Id. at 279. Although Feeney involved a claim of sex-based discrimination, the test there
announced for determining whether a purpose is “discriminatory” with respect to a
particular trait has been applied to claims of racial discrimination as well. See Hernandez
v. New York, 500 U.S. 352, 360 (1991).
85 United Steelworkers of America v. Weber, 443 U.S. 179 (1979). In Johnson v.
Transportation Agency, 480 U.S. 616 (1980), the Court extended this analysis to gender-
conscious affirmative action programs in regard to use of a “plus” factor in hiring and
promotion decisions.
86 Wygant v. Board of Education, 476 U.S. 267 (1986).
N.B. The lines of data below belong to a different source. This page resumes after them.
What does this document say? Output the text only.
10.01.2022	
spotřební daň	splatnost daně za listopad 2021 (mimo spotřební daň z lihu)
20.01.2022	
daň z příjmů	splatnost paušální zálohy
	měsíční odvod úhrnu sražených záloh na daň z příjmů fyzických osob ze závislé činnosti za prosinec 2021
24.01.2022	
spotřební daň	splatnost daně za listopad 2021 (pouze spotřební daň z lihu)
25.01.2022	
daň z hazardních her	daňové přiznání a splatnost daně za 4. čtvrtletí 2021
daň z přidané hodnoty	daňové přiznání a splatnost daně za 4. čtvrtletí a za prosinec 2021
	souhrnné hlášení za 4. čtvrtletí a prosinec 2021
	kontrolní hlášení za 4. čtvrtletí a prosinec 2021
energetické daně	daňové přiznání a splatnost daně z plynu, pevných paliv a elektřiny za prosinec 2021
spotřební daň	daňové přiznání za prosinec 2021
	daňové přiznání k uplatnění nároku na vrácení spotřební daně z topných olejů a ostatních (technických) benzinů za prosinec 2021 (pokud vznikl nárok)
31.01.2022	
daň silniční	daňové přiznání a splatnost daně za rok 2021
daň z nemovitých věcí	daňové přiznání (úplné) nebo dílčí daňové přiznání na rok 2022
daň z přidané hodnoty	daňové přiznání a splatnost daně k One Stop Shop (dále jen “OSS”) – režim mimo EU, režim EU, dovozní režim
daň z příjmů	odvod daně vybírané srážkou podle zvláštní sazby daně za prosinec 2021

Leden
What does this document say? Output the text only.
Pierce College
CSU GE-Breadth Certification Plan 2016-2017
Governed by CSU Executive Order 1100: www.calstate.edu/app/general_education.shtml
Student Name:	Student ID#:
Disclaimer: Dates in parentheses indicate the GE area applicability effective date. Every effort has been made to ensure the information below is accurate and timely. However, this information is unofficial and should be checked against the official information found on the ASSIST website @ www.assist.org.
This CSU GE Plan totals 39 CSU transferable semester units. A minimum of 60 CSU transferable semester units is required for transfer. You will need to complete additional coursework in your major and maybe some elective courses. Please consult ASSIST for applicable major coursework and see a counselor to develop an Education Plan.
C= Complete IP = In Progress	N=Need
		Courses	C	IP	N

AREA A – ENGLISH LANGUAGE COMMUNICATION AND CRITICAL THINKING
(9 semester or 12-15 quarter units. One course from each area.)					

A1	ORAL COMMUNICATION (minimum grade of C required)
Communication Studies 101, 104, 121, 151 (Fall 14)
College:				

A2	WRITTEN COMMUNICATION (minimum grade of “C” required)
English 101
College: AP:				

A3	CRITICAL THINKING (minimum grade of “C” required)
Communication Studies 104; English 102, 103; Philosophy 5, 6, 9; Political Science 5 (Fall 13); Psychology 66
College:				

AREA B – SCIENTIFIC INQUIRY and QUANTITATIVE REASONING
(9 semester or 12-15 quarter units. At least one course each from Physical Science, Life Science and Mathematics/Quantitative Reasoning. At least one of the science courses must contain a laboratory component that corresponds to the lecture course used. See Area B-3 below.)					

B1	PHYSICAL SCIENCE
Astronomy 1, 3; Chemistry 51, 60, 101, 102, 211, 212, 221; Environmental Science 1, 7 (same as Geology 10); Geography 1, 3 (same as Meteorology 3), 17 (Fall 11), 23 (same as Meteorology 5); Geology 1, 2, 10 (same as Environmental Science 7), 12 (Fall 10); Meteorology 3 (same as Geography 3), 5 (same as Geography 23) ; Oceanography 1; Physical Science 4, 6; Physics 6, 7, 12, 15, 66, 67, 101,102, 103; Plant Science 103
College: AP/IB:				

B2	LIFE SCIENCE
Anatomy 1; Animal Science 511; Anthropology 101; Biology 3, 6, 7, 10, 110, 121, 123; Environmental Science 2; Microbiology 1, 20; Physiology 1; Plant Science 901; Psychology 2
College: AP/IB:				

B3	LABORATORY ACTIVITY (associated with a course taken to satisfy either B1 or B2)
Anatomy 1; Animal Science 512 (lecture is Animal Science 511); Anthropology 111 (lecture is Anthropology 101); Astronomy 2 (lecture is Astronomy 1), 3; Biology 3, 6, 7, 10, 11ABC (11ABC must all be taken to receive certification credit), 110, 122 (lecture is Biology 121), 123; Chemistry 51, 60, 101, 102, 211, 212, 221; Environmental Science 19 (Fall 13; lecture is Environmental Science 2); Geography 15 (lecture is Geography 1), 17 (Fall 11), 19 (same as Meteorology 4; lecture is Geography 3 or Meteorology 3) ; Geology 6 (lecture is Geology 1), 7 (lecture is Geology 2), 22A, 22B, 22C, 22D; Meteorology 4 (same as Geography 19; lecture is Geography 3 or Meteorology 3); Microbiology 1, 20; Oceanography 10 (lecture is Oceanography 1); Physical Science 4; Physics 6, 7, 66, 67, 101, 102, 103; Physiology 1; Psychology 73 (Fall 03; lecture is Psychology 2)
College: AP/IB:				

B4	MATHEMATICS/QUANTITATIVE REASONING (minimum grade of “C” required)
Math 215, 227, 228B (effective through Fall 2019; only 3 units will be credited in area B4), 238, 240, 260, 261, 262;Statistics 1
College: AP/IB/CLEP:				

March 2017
87 Patrolmen’s Benevolent Assoc. v. City of New York, 310 F.3d 43, 52 (quoting Barhold
v. Rodriguez, 863 F.2d 233, 238 (2d Cir. 1988); Reynolds v. City of Chicago, 296 F.3d 524
(7th Cir. 2002). See also Cotter v. City of Boston, 323 F.3d 160, 172 n. 10 (1st Cir. 2003)
(declining to address question of compelling interest but expressing sympathy for “the
argument that communities place more trust in a diverse police force and that the resulting
trust reduces crime rates and improves policing”).